"Asrın felaketi" olarak nitelenen 7,7 ve 7,6 büyüklüğündeki depremlerin ardından Antalya en fazla afetzedenin misafir edildiği kentlerin başında yer alıyor.
Kentteki psikologlar, "Travma iyileştirme" grubu kurarak depremzedelerin zorlu süreci sağlık bir şekilde atlatabilmeleri için gönüllü olarak 7/24 psikososyal destek veriyor.
Uzman Klinik Psikolog Melisa Burçin Oral, AA muhabirine, depremin ilk günüde psikologlar olarak sahaya indiklerini ve yardım koordinasyon merkezlerinde gönüllü çalışmaya başladıklarını söyledi.
Gönüllü psikologlar olarak yardım merkezlerine gelen depremzede yetişkin ve çocuklarla yakından ilgilindiklerini belirten Oral, "Çocuklara ayrı alanlar açtık, kreş yaptık, palyaçolar geldi ve masal anlattık. Çünkü onların şu anda buna ihtiyacı vardı, yetişkinlere de psikolojik ilk yardım uyguladık, depremzedeleri dinledik." dedi.
"GÖNÜLLÜ OLARAK SAHAYA İNDİK"
Oral, psikologlardan oluşan "Travma İyileştirme" grubu dedikleri bir topluluk oluşturduklarını ve depremzedelerin kendilerine ALO 183 hattını arayarak ulaştıklarının kaydetti.

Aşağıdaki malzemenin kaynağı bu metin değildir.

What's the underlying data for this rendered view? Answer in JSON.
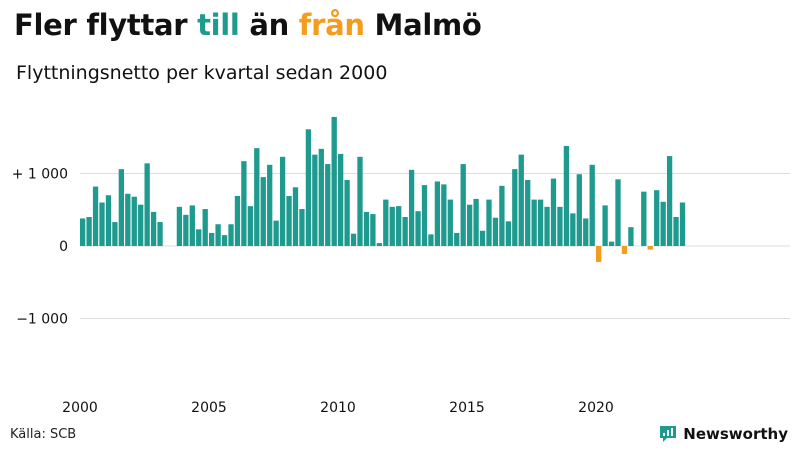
{
  "header": {
    "title_part1": "Fler flyttar ",
    "title_part2": "till",
    "title_part3": " än ",
    "title_part4": "från",
    "title_part5": " Malmö",
    "subtitle": "Flyttningsnetto per kvartal sedan 2000"
  },
  "footer": {
    "source": "Källa: SCB",
    "brand": "Newsworthy"
  },
  "colors": {
    "positive": "#1e9a8e",
    "negative": "#f39c1e",
    "grid": "#dddddd",
    "text": "#111111",
    "brand": "#1e9a8e"
  },
  "chart_data": {
    "type": "bar",
    "title": "Fler flyttar till än från Malmö",
    "subtitle": "Flyttningsnetto per kvartal sedan 2000",
    "xlabel": "",
    "ylabel": "",
    "x_start_year": 2000,
    "periods_per_year": 4,
    "x_ticks": [
      "2000",
      "2005",
      "2010",
      "2015",
      "2020"
    ],
    "y_ticks": [
      {
        "value": 1000,
        "label": "+ 1 000"
      },
      {
        "value": 0,
        "label": "0"
      },
      {
        "value": -1000,
        "label": "−1 000"
      }
    ],
    "ylim": [
      -1800,
      1900
    ],
    "grid": true,
    "values": [
      380,
      400,
      820,
      600,
      700,
      330,
      1060,
      720,
      680,
      570,
      1140,
      470,
      330,
      0,
      0,
      540,
      430,
      560,
      230,
      510,
      180,
      300,
      150,
      300,
      690,
      1170,
      550,
      1350,
      950,
      1120,
      350,
      1230,
      690,
      810,
      510,
      1610,
      1260,
      1340,
      1130,
      1780,
      1270,
      910,
      170,
      1230,
      470,
      440,
      40,
      640,
      540,
      550,
      400,
      1050,
      480,
      840,
      160,
      890,
      850,
      640,
      180,
      1130,
      570,
      650,
      210,
      640,
      390,
      830,
      340,
      1060,
      1260,
      910,
      640,
      640,
      540,
      930,
      540,
      1380,
      450,
      990,
      380,
      1120,
      -220,
      560,
      60,
      920,
      -110,
      260,
      0,
      750,
      -50,
      770,
      610,
      1240,
      400,
      600
    ]
  }
}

Depremin gerçekleştiği Kahramanmaraş, Hatay, Malatya ve Kıbrıs başta olmak üzere 11 kente saha çalışmalarını sürdürdüklerini ifade eden Oral, şunları dile getirdi:
"Antalya deprem bölgesi değil ama depremzedelerin yoğun olarak misafir edildiği bölge olduğu için bize çok talep oluyor. Çok zor bir deprem ve yaşanan olayın Türkiye'nin başına gelen en büyük felaketlerden biri olarak adlandırıyoruz. Travma iyileştirme grubu olarak sahaya gönüllü olarak indik. Depremzedelerin yoğun olduğu yerde faaliyet gösteriyoruz. Psikologlar olarak bu terapilerin hepsini ücretsiz gönüllü olarak gerçekleştiriyoruz. Dinlediğimiz depremzedelerin bazıları kabullenmeme veya inkar durumlarıyla karşılaşıyoruz, 'O depremi biz yaşamadık' diyen var, çok fazla travmatik belirtiler var. Onların çok hassas olduğunu bilmek gerekiyor, konuşmak, anlatmak istemiyorlar, zorla konuşturmamak gerekir, yanlarında destek olmak lazım. Depremzedelerin kısmen de olsa barınma ve beslenme ihtiyaçları giderildi, şu anda artık bu insanların psikolojik desteğe ihtiyaçları var burada artık görev psikologlara düşüyor."
Travma sonrası stres bozukluğu yaşadığını düşünen varsa, bir an önce psikoterapiye başlaması gerektiğini vurgulayan Oral, bunun için kapılarını bütün depremzedelere açık olduğunun altını çizdi.
PSİKOLOGLARA BU SÜREÇTE ÇOK FAZLA İŞ DÜŞÜYOR
Psikolog Talha Berk Gürbüz, depremden sonra hemen bölgeye gittiklerini ve 8 ile ulaşarak yardım götürdüklerini anlattı.
Depremzedelerin travmayı ilk günkü gibi yaşadıklarına şahit olduklarını dile getiren Gürbüz, şunları aktardı:
"Deprem bölgesinde psikologlar eşliğinde yapılması gereken çok fazla iş var. Depremzedelerin yanında olmaya çalışıyoruz. Birçok meslektaşımız bunu yerine getirmeye çalışıyor ama eksik kalıyoruz, herkese ulaşamıyoruz. Bununla birlikte özellikle deprem bölgesindeki depremzedelerin kime nasıl ulaşabileceklerini bilmediklerini gördük. O yüzden insanların yanına giderek ilk önce kendimizi tanıttık, neler yapabileceğimiz öğrendik. Bir yol haritası belirlemeye çalıştık. Hem sahada hem de Antalya'da depremzede ailelere destek olmak için gönüllü destek vermeye devam edeceğiz."
Afetzede çocuklara yaşıtlarınca "Nereden geldin? Neden geldin?, Sizin eviniz yıkıldı mı?" şeklindeki soruların akran zorbalığına girdiğine dikkati çeken Gürbüz, bu tür ifadelerin kullanılmaması gerektiğini, velilerin de bu konuda hassasiyet göstermesinin altını çizdi.